A particle is subjected to two simple harmonic motions in the same direction having . . .

Question : A particle is subjected to two simple harmonic motions in the same direction having equal magnitude and equal frequency. If the resultant amplitude is equal to the amplitude of the individual motion.
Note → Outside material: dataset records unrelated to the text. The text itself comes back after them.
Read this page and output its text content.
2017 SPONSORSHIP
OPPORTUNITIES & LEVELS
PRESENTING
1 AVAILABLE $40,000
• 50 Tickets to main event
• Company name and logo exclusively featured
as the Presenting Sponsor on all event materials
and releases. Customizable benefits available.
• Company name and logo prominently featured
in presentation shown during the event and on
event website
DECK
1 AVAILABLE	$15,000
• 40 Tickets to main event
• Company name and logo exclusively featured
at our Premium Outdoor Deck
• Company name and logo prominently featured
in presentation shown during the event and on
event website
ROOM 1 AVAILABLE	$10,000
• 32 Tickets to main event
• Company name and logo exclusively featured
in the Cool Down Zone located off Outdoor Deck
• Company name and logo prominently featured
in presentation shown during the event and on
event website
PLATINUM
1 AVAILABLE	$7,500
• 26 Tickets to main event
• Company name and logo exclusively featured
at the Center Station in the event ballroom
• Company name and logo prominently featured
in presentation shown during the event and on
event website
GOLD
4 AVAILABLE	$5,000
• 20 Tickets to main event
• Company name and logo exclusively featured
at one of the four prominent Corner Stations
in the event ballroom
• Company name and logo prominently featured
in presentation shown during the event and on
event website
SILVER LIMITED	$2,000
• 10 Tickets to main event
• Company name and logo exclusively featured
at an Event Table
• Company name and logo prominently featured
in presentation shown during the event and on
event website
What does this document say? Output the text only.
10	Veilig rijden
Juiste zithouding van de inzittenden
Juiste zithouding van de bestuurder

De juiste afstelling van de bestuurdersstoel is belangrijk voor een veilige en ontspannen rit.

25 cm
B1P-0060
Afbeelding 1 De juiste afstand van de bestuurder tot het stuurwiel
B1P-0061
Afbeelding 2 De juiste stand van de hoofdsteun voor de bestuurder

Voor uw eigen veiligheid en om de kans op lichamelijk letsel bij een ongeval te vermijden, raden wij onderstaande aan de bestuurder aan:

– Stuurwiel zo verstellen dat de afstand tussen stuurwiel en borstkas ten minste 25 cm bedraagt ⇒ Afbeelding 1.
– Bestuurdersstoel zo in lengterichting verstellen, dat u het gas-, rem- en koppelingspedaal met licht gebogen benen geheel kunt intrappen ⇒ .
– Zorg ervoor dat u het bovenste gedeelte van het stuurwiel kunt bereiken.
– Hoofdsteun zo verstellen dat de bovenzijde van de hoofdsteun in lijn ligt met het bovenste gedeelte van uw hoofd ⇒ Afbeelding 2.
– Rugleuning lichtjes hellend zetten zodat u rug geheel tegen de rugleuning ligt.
Find the phase difference between two individual motions.

Doubt by Dev

Solution : 

Let us represent the two SHM by following two equations of motion

x₁=a₁cosωt
x₂=a₂cos(ωt+Φ)

where
x₁ & x₂ are the displacement of the particle during the two SHM at any time t 
a₁ & a₂ are the amplitude of the particles during two SHM
Φ is the constant phase difference between the two SHM

According to superposition principle 
x=x₁+x₂

x=a₁cosωt+a₂cos(ωt+Φ)
[∵ cos(A+B) = cosA cosB - sinA sinB ]

x=a₁cosωt+a₂(cosωt cosΦ - sinωt sinΦ)
x=a₁cosωt+a₂cosωt cosΦ - a₂sinωt sinΦ
x=(a₁+a₂cosΦ) cosωt - (a₂sinΦ) sinωt

Let 
a₁+a₂cosΦ = A cosθ --------(1)
a₂sinΦ = A sinθ --------(2)

where A is the resultant amplitude and θ is the resultant phase angle w.r.t. first SHM.

x = A cosθ cosωt - A sinθ sinωt
x = A[cosθ cosωt - sinθ sinωt]
x = A[cos(θ+ωt)]
[∵ cosA cosB - sinA sinB = cos(A+B)]

x = A[cos(ωt+θ)]

Now, squaring and adding eq (1) and (2)

(a₁+a₂cosΦ)² + (a₂sinΦ)² = (A cosθ)²  + (A sinθ)² 
a₁²+a₂²cos²Φ+2a1a2cosΦ + a₂²sin²Φ = A²cos²θ + A²sin²θ
a₁²+a₂²(sin²Φ+cos²Φ)+2a₁a₂cosΦ = A²(sin²θ+cos²θ)

[∵ sin²θ+cos²θ=1]

a₁²+a₂²+2a₁a₂cosΦ = A²
A² = a₁²+a₂²+2a₁a₂cosΦ
A = √(a₁²+a₂²+2a₁a²cosΦ)

According to Question 

A = a1 = a2 = a (let)
a = √(a2+a2+2×a×acosΦ )
a2 = 2a2+2a2cosΦ 
a2 = 2a2(1+cosΦ)
1 = 2 (1+cosΦ)
1/2 = 1+cosΦ 
1/2-1 =cosΦ 
-1/2 = cosΦ 
cos2π/3 = cosΦ 
Φ = 2π/3 radian.
Therefore, required phase difference is 2π/3 radian.